Wednesday, March 12, 2008

Surface Tension and the "Floating Needle"

At some point in the early years of my science education I was shown how to float a needle in a cup of water by placing it ever so gingerly on the surface, and it was explained to me that this was the result of "surface tension", a mysterious phenomenon which occurs at the surface of a liquid, where it meets the air. Exactly how this tension developed and why it could support a needle (or pond-skating bugs, the other canonical example) was never made very clear to me.

Years later it is still not very clear to me. After considerable thought, it seems to me that surface tension actually has nothing to do with the flotation of needles and bugs. The following is my best understanding this phenomenon; should any liquid physics experts happen by, I hope they will comment.

First, let us recognize that the molecules in a liquid are held together by mutual attraction. Where the attraction comes from is another subject, but without it one would have a gas and not a liquid.

Within the liquid, the molecules are packed as densely as possible, since otherwise the attraction would draw them yet closer. At the surface, however, the situation is more complicated. One might think that the surface molecules would have the same density as in the interior - but in fact this simple situation is not stable.
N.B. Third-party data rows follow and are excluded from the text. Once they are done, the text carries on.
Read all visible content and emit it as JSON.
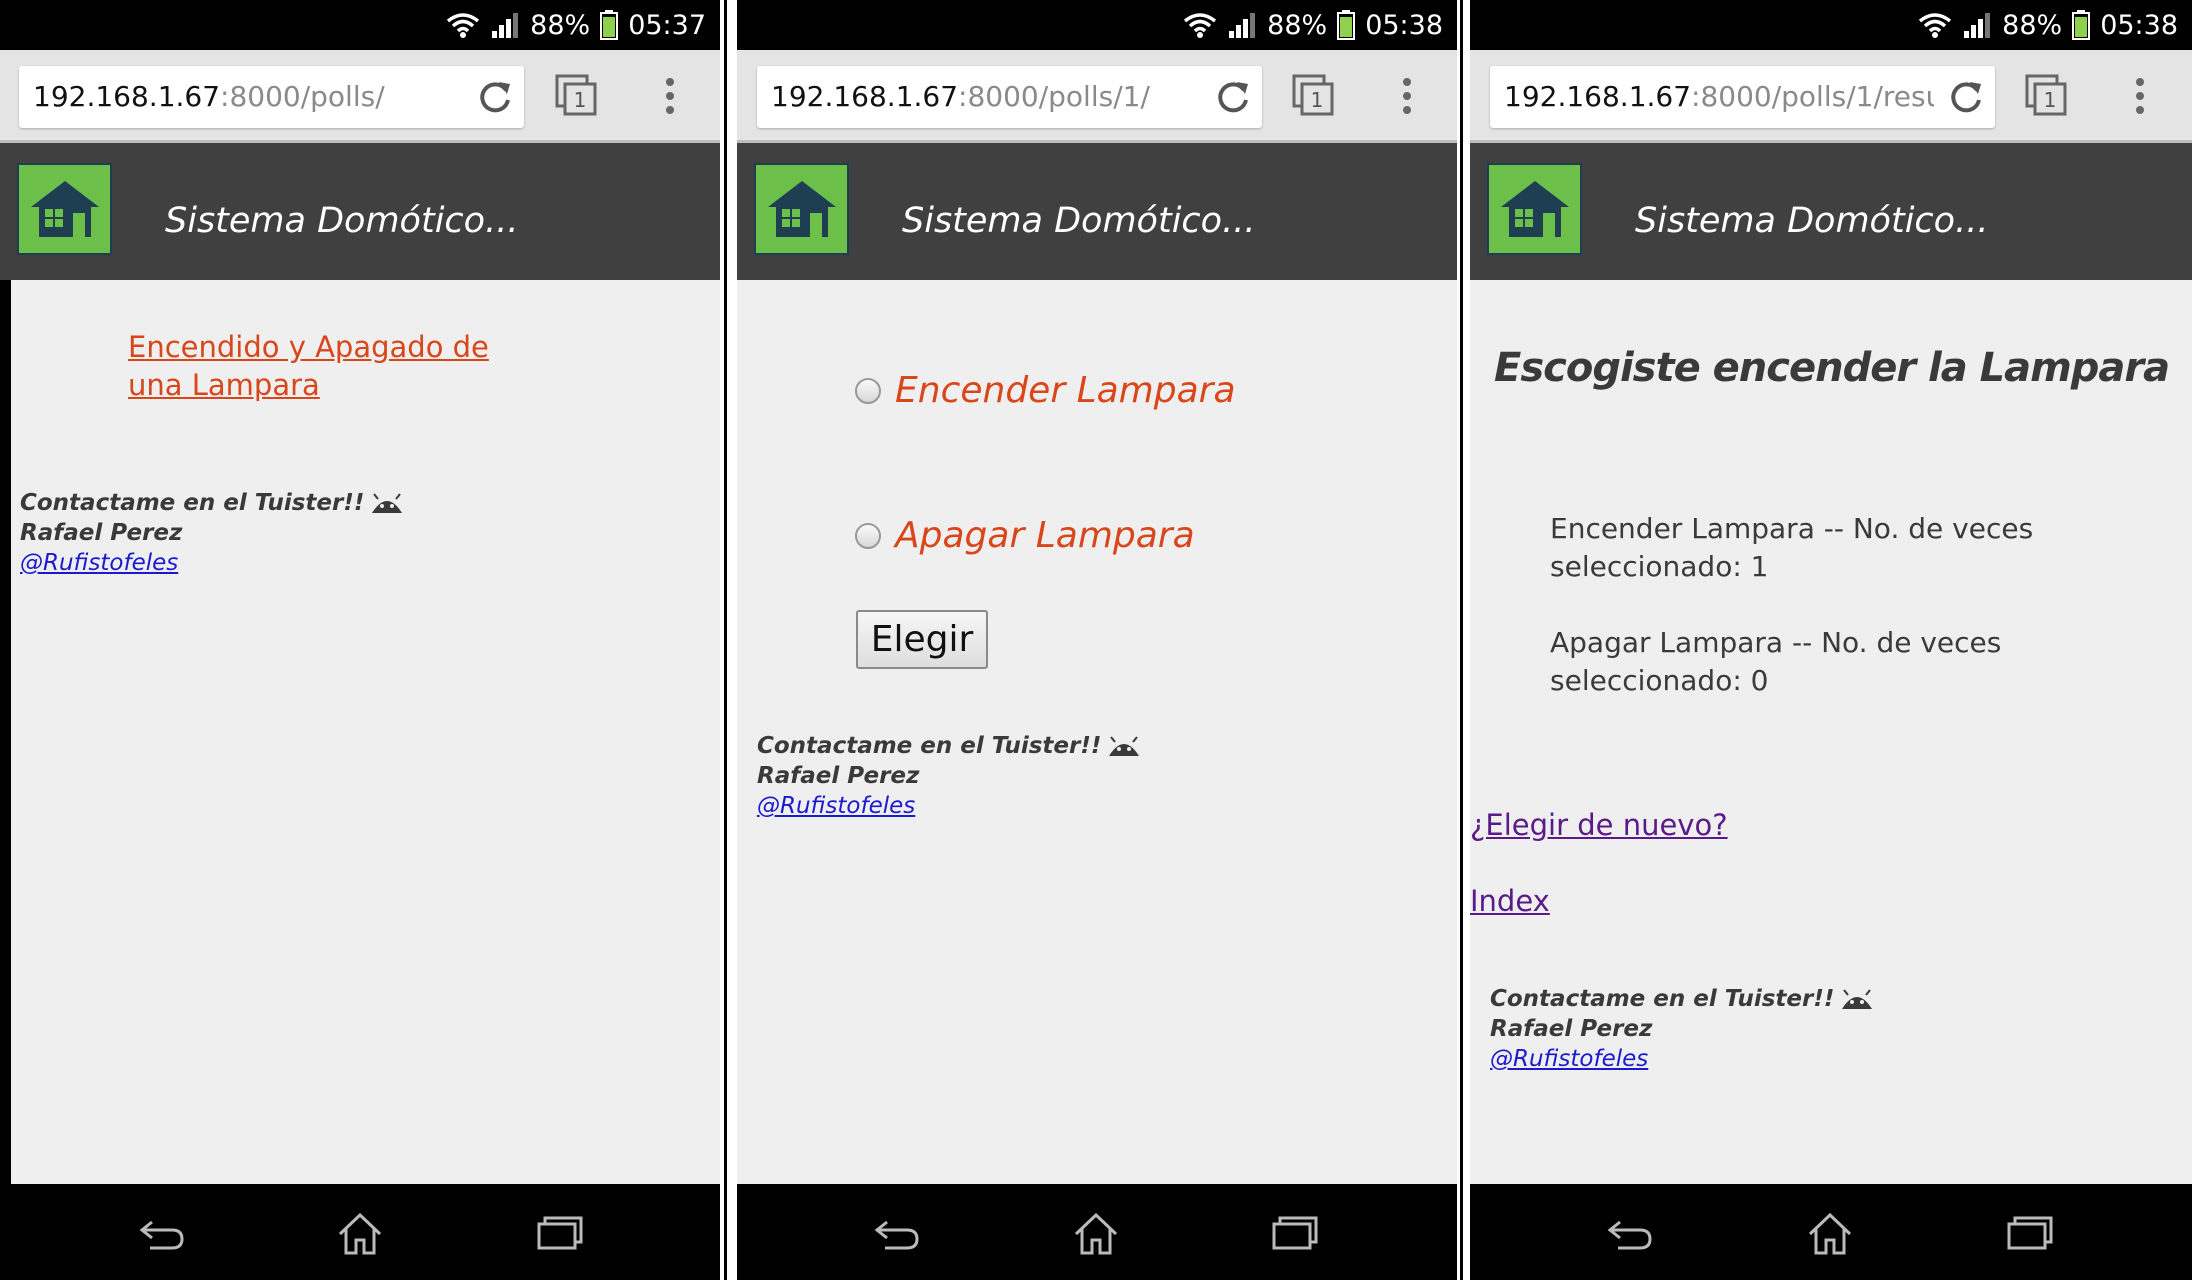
{
  "status": [
    {
      "battery": "88%",
      "time": "05:37"
    },
    {
      "battery": "88%",
      "time": "05:38"
    },
    {
      "battery": "88%",
      "time": "05:38"
    }
  ],
  "urls": [
    {
      "host": "192.168.1.67",
      "path": ":8000/polls/"
    },
    {
      "host": "192.168.1.67",
      "path": ":8000/polls/1/"
    },
    {
      "host": "192.168.1.67",
      "path": ":8000/polls/1/resu"
    }
  ],
  "tabs_count": "1",
  "site_title": "Sistema Domótico...",
  "index_page": {
    "poll_link": "Encendido y Apagado de una Lampara"
  },
  "detail_page": {
    "choices": [
      "Encender Lampara",
      "Apagar Lampara"
    ],
    "submit_label": "Elegir"
  },
  "results_page": {
    "heading": "Escogiste encender la Lampara",
    "results": [
      "Encender Lampara -- No. de veces seleccionado: 1",
      "Apagar Lampara -- No. de veces seleccionado: 0"
    ],
    "again_link": "¿Elegir de nuevo?",
    "index_link": "Index"
  },
  "footer": {
    "contact": "Contactame en el Tuister!!",
    "name": "Rafael Perez",
    "handle": "@Rufistofeles"
  },
  "colors": {
    "link_orange": "#d9461a",
    "banner": "#404040",
    "logo_green": "#6cc04a",
    "visited_link": "#5a1a8a"
  }
}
The surface molecules feel the attraction from their next-nearest neighbors on the surface, and also from molecules even farther away, and they would like to pop out of the surface so they can get around their near neighbor and draw closer to their further neighbors. In other words, the surface would like to crumple into a ball (i.e., a droplet) just as it would if it were an isolated sheet of water floating in the air.
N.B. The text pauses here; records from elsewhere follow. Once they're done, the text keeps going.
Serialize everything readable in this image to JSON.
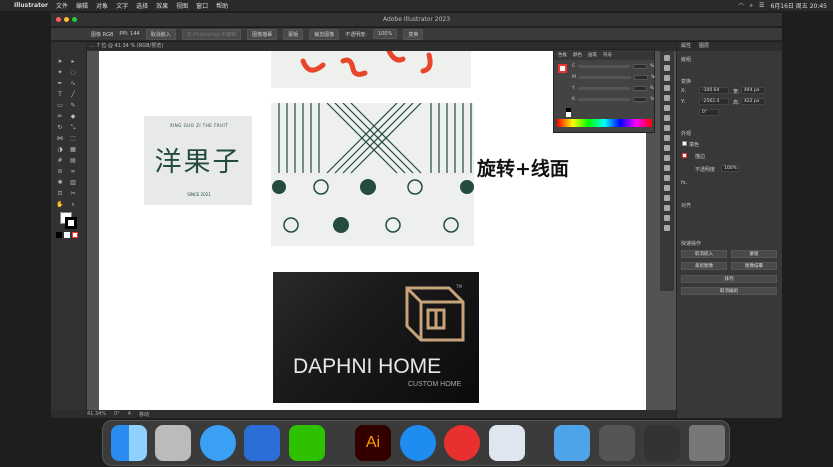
{
  "menubar": {
    "app_name": "Illustrator",
    "items": [
      "文件",
      "编辑",
      "对象",
      "文字",
      "选择",
      "效果",
      "视图",
      "窗口",
      "帮助"
    ],
    "datetime": "6月16日 周五 20:45"
  },
  "window": {
    "title": "Adobe Illustrator 2023"
  },
  "control_bar": {
    "mode": "图像 RGB",
    "ppi": "PPI: 144",
    "embed": "取消嵌入",
    "photoshop_edit": "在 Photoshop 中编辑",
    "image_trace": "图像描摹",
    "mask": "蒙版",
    "crop_image": "裁剪图像",
    "opacity_label": "不透明度:",
    "opacity_value": "100%",
    "transform": "变换"
  },
  "document_tab": "… 7 位 @ 41.34 % (RGB/预览)",
  "statusbar": {
    "zoom": "41.34%",
    "angle": "0°",
    "page": "4",
    "tool": "移动"
  },
  "artwork": {
    "heading": "旋转+线面",
    "logo_arc_text": "XING GUO ZI THE FRUIT",
    "logo_chars": "洋果子",
    "logo_sub": "SINCE 2021",
    "brand_name": "DAPHNI HOME",
    "brand_sub": "CUSTOM HOME",
    "tm": "TM"
  },
  "color_panel": {
    "tabs": [
      "色板",
      "颜色",
      "画笔",
      "符号"
    ],
    "channels": [
      "C",
      "M",
      "Y",
      "K"
    ],
    "unit": "%"
  },
  "properties_panel": {
    "tabs": [
      "属性",
      "图层"
    ],
    "section_embedded": "嵌组",
    "section_transform": "变换",
    "x_label": "X:",
    "x_value": "-100.64",
    "w_label": "宽:",
    "w_value": "444 px",
    "y_label": "Y:",
    "y_value": "-2562.4",
    "h_label": "高:",
    "h_value": "422 px",
    "angle_value": "0°",
    "section_appearance": "外观",
    "fill_label": "填色",
    "stroke_label": "描边",
    "opacity_label": "不透明度",
    "opacity_value": "100%",
    "fx_label": "fx.",
    "section_align": "对齐",
    "section_quick": "快速操作",
    "btn_unembed": "取消嵌入",
    "btn_mask": "蒙版",
    "btn_crop": "裁剪图像",
    "btn_trace": "图像描摹",
    "btn_arrange": "排列",
    "btn_ungroup": "取消编组"
  },
  "colors": {
    "accent_orange": "#e8452a",
    "dark_teal": "#234b3f",
    "logo_bg": "#e8eae8",
    "pattern_bg": "#eef0ee",
    "gold_box": "#c7a27a"
  },
  "dock_icons": [
    "finder-icon",
    "launchpad-icon",
    "safari-icon",
    "surf-icon",
    "wechat-icon",
    "illustrator-icon",
    "qq-icon",
    "netease-music-icon",
    "preview-icon",
    "folder-icon",
    "screenshot-icon",
    "stack-icon",
    "trash-icon"
  ]
}
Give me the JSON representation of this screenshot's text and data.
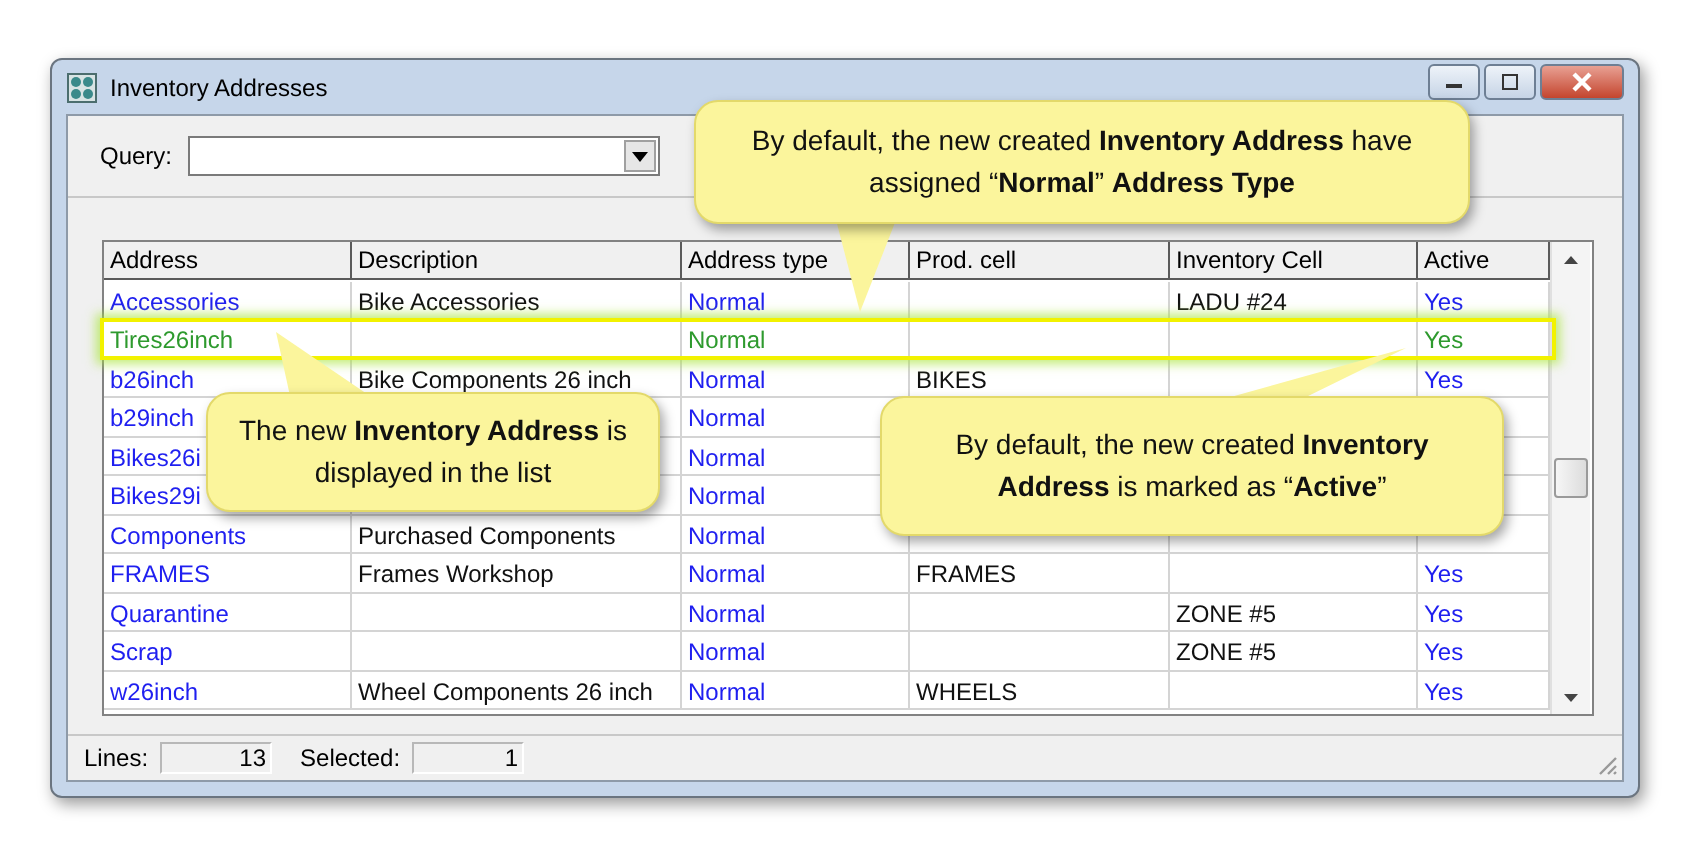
{
  "window": {
    "title": "Inventory Addresses"
  },
  "query": {
    "label": "Query:"
  },
  "table": {
    "columns": [
      "Address",
      "Description",
      "Address type",
      "Prod. cell",
      "Inventory Cell",
      "Active"
    ],
    "rows": [
      {
        "highlighted": false,
        "address": "Accessories",
        "description": "Bike Accessories",
        "address_type": "Normal",
        "inventory_cell": "LADU #24",
        "active": "Yes"
      },
      {
        "highlighted": true,
        "address": "Tires26inch",
        "address_type": "Normal",
        "active": "Yes"
      },
      {
        "highlighted": false,
        "address": "b26inch",
        "description": "Bike Components 26 inch",
        "address_type": "Normal",
        "prod_cell": "BIKES",
        "active": "Yes"
      },
      {
        "highlighted": false,
        "address": "b29inch",
        "address_type": "Normal"
      },
      {
        "highlighted": false,
        "address": "Bikes26i",
        "address_type": "Normal"
      },
      {
        "highlighted": false,
        "address": "Bikes29i",
        "address_type": "Normal"
      },
      {
        "highlighted": false,
        "address": "Components",
        "description": "Purchased Components",
        "address_type": "Normal"
      },
      {
        "highlighted": false,
        "address": "FRAMES",
        "description": "Frames Workshop",
        "address_type": "Normal",
        "prod_cell": "FRAMES",
        "active": "Yes"
      },
      {
        "highlighted": false,
        "address": "Quarantine",
        "address_type": "Normal",
        "inventory_cell": "ZONE #5",
        "active": "Yes"
      },
      {
        "highlighted": false,
        "address": "Scrap",
        "address_type": "Normal",
        "inventory_cell": "ZONE #5",
        "active": "Yes"
      },
      {
        "highlighted": false,
        "address": "w26inch",
        "description": "Wheel Components 26 inch",
        "address_type": "Normal",
        "prod_cell": "WHEELS",
        "active": "Yes"
      }
    ]
  },
  "status_bar": {
    "lines_label": "Lines:",
    "lines": "13",
    "selected_label": "Selected:",
    "selected": "1"
  },
  "callouts": [
    {
      "text": "By default, the new created **Inventory Address** have assigned “**Normal**”  **Address Type**"
    },
    {
      "text": "The new **Inventory Address** is displayed in the list"
    },
    {
      "text": "By default, the new created **Inventory Address** is marked as “**Active**”"
    }
  ]
}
Of course the surface layer can't crumple because it is attached to the rest of the water, but what happens is that it partially crumples, and some molecules do pop out, with the result that the layers near the surface have a decreasing density compared to the liquid bulk. In particular, the molecules on the surface are farther apart than those in the bulk. Since they are farther apart, yet still experiencing mutual attraction, they are in a state of "tension" compared to their colleagues in the bulk of the liquid.

We can picture the liquid as a collection of balls connected together by springs. Inside the liquid, the balls are packed so close together that the springs are mostly slack - they have lost their tension. At the surface, however, the balls are farther apart and the springs are stretched and tense. This tension tends to pull the liquid into the shape having the smallest surface area possible - a spherical droplet, for example.

So surface tension arises because the surface wants to crumple but it can't. Now we ask, does surface tension have any relevance for the "floating" of needles and bugs? This would mean that the tension makes it more difficult to penetrate the surface of the liquid, i.e., makes it more difficult to break the bonds between the liquid molecules at the surface. But as far as I can see, surface tension doesn't make these bonds any harder to break. If anything, since the surface molecules are already farther apart, they are easier to separate than those in the bulk.

Therefore it seems to me that the "floating" of needles and bugs is a separate phenomenon from surface tension. Needles and bugs are held up more by virtue of their shape, and by being placed very flat against the water, than by any special condition of surface tension.

When an object is placed with its broad side flat on a surface, then it can only penetrate the surface by breaking a bunch of molecular bonds at once; if the object is light enough, it can then rest on the surface. Conversely, if the narrow end is against the surface, only a few bonds need to be broken for the object to slide in.

Once the object is already submerged, regardless of how it is oriented, it will sink steadily because molecular bonds broken beneath it are replaced by bonds re-forming above it, so there is no overall retarding effect from the bonds. (More precisely, there is a smaller effect, because molecules still have to rearrange and their bonds give rise to viscosity).

4 comments:

Anonymous said...

I think you are ignoring a crucial observation. When you see an object held on the surface of a fluid by surface tension you will see that the surface is curved. The curvature is actually quite pronounced where the object touches the fluid. Clearly the fluid surface is exhibiting quite a lot of cohesive force. It is behaving very much as if it were a thin sheet of elastic fabric. It is the elastic forces associated with this curvature that provide the reaction forces holding the small object in place.

I once saw a photo of a man standing in a pool of mercury. It was not buoyancy alone that kept him aloft; he was not floating - no part was submerged. It was surface tension. And the surface of the mercury pool was very curved. It might be interesting to calculate if the volume of the displaced fluid is equal to the weight of the object held aloft. I suppose it must be.

As a physicist, you must surely be prepared to tell us why the atoms in a fluid have this strong cohesive property and how it is that surfactants decrease it. As an engineer, I can only say that it must be so.

santosh kumar said...

i dont know why , but the argument here seems very loosely attached !...

Will Nelson said...

Yeah, I definitely need to revisit this. If anyone knows of really cogent explanations out there on the web, please post. Obviously the resistance of a surface to penetration relates to breaking molecular bonds, but those bonds are also present throughout the liquid. What's not clear to me is, after once breaking surface, why it becomes easier to push something further in, because it seems that in doing so one is still breaking as many bonds as were broken when first penetrating the surface.

Igor Karlić said...

Simmilar efect you would find if you spin pipe and water is running quickly through pipe.